= Hamao Umezawa =

Japanese microbiologist

Hamao Umezawa (梅沢 浜夫, Umezawa Hamao) was a Japanese scientist who discovered several antimicrobial agents and enzyme inhibitors.

Umezawa was born in Obama City, Fukui Prefecture, as the second son in a family of seven children. After graduating from Musashi Junior and Senior High School, he entered the University of Tokyo Graduate School of Medicine in 1933, and completed his medical degree in 1937. After serving in the Japanese army during World War II, Umezawa did work on tuberculosis which led to his discovery, in 1955, of the aminoglycoside antibiotic kanamycin. By this stage Umezawa was heading the Institute of Microbial Chemistry in Tokyo where his main focus was antimicrobial agents manufactured through fermentation processes.
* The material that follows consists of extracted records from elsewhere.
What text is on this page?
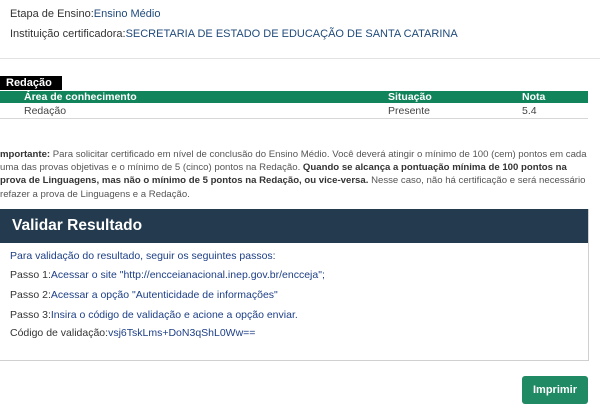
Etapa de Ensino:Ensino Médio
Instituição certificadora:SECRETARIA DE ESTADO DE EDUCAÇÃO DE SANTA CATARINA
Redação
Área de conhecimento	Situação	Nota
Redação	Presente	5.4
mportante: Para solicitar certificado em nível de conclusão do Ensino Médio. Você deverá atingir o mínimo de 100 (cem) pontos em cada uma das provas objetivas e o mínimo de 5 (cinco) pontos na Redação. Quando se alcança a pontuação mínima de 100 pontos na prova de Linguagens, mas não o mínimo de 5 pontos na Redação, ou vice-versa. Nesse caso, não há certificação e será necessário refazer a prova de Linguagens e a Redação.
Validar Resultado
Para validação do resultado, seguir os seguintes passos:
Passo 1:Acessar o site "http://encceianacional.inep.gov.br/encceja";
Passo 2:Acessar a opção "Autenticidade de informações"
Passo 3:Insira o código de validação e acione a opção enviar.
Código de validação:vsj6TskLms+DoN3qShL0Ww==
Imprimir
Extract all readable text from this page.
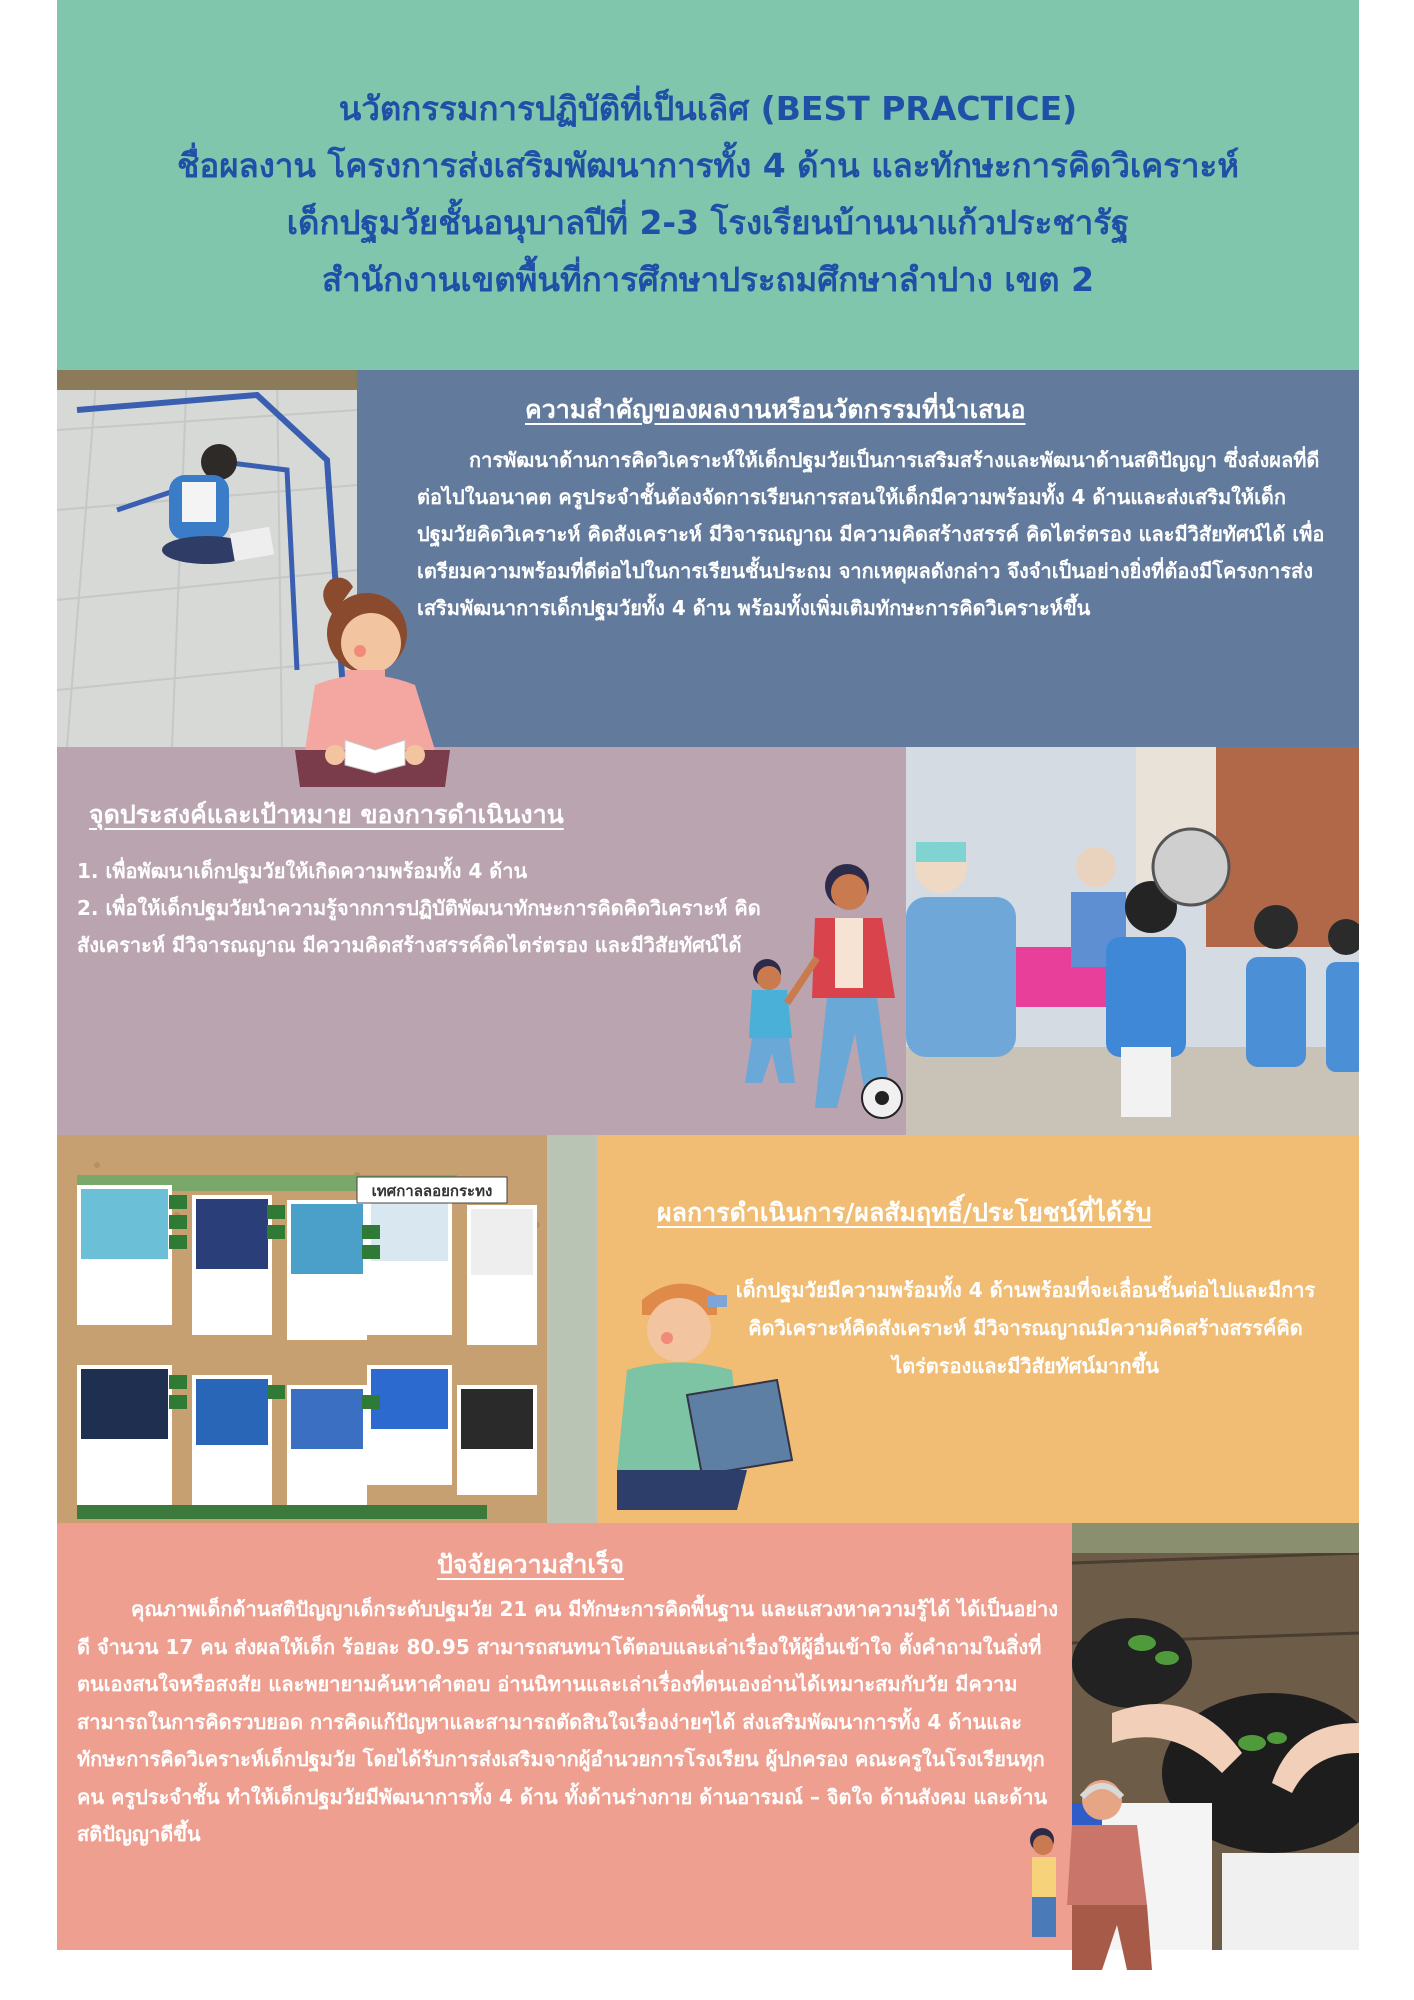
นวัตกรรมการปฏิบัติที่เป็นเลิศ (BEST PRACTICE)
ชื่อผลงาน โครงการส่งเสริมพัฒนาการทั้ง 4 ด้าน และทักษะการคิดวิเคราะห์
เด็กปฐมวัยชั้นอนุบาลปีที่ 2-3 โรงเรียนบ้านนาแก้วประชารัฐ
สำนักงานเขตพื้นที่การศึกษาประถมศึกษาลำปาง เขต 2
ความสำคัญของผลงานหรือนวัตกรรมที่นำเสนอ

การพัฒนาด้านการคิดวิเคราะห์ให้เด็กปฐมวัยเป็นการเสริมสร้างและพัฒนาด้านสติปัญญา ซึ่งส่งผลที่ดีต่อไปในอนาคต ครูประจำชั้นต้องจัดการเรียนการสอนให้เด็กมีความพร้อมทั้ง 4 ด้านและส่งเสริมให้เด็กปฐมวัยคิดวิเคราะห์ คิดสังเคราะห์ มีวิจารณญาณ มีความคิดสร้างสรรค์ คิดไตร่ตรอง และมีวิสัยทัศน์ได้ เพื่อเตรียมความพร้อมที่ดีต่อไปในการเรียนชั้นประถม จากเหตุผลดังกล่าว จึงจำเป็นอย่างยิ่งที่ต้องมีโครงการส่งเสริมพัฒนาการเด็กปฐมวัยทั้ง 4 ด้าน พร้อมทั้งเพิ่มเติมทักษะการคิดวิเคราะห์ขึ้น

จุดประสงค์และเป้าหมาย ของการดำเนินงาน

1. เพื่อพัฒนาเด็กปฐมวัยให้เกิดความพร้อมทั้ง 4 ด้าน

2. เพื่อให้เด็กปฐมวัยนำความรู้จากการปฏิบัติพัฒนาทักษะการคิดคิดวิเคราะห์ คิดสังเคราะห์ มีวิจารณญาณ มีความคิดสร้างสรรค์คิดไตร่ตรอง และมีวิสัยทัศน์ได้

เทศกาลลอยกระทง
ผลการดำเนินการ/ผลสัมฤทธิ์/ประโยชน์ที่ได้รับ

เด็กปฐมวัยมีความพร้อมทั้ง 4 ด้านพร้อมที่จะเลื่อนชั้นต่อไปและมีการคิดวิเคราะห์คิดสังเคราะห์ มีวิจารณญาณมีความคิดสร้างสรรค์คิดไตร่ตรองและมีวิสัยทัศน์มากขึ้น

ปัจจัยความสำเร็จ

คุณภาพเด็กด้านสติปัญญาเด็กระดับปฐมวัย 21 คน มีทักษะการคิดพื้นฐาน และแสวงหาความรู้ได้ ได้เป็นอย่างดี จำนวน 17 คน ส่งผลให้เด็ก ร้อยละ 80.95 สามารถสนทนาโต้ตอบและเล่าเรื่องให้ผู้อื่นเข้าใจ ตั้งคำถามในสิ่งที่ตนเองสนใจหรือสงสัย และพยายามค้นหาคำตอบ อ่านนิทานและเล่าเรื่องที่ตนเองอ่านได้เหมาะสมกับวัย มีความสามารถในการคิดรวบยอด การคิดแก้ปัญหาและสามารถตัดสินใจเรื่องง่ายๆได้ ส่งเสริมพัฒนาการทั้ง 4 ด้านและทักษะการคิดวิเคราะห์เด็กปฐมวัย โดยได้รับการส่งเสริมจากผู้อำนวยการโรงเรียน ผู้ปกครอง คณะครูในโรงเรียนทุกคน ครูประจำชั้น ทำให้เด็กปฐมวัยมีพัฒนาการทั้ง 4 ด้าน ทั้งด้านร่างกาย ด้านอารมณ์ – จิตใจ ด้านสังคม และด้านสติปัญญาดีขึ้น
In 1963, he discovered the anticancer drug bleomycin, and in 1965 he discovered kasugamycin, a compound useful in combating rice molds.

His elder brother, Sumio Umezawa, was a chemist who had sometimes assisted in his work. He was married to Mieko Ishizaki on December 2, 1944; they had two sons.

Umezawa died of pneumonia on December 25, 1986. The Hamao Umezawa Memorial Museum in Setagaya, Tokyo was named in his honor.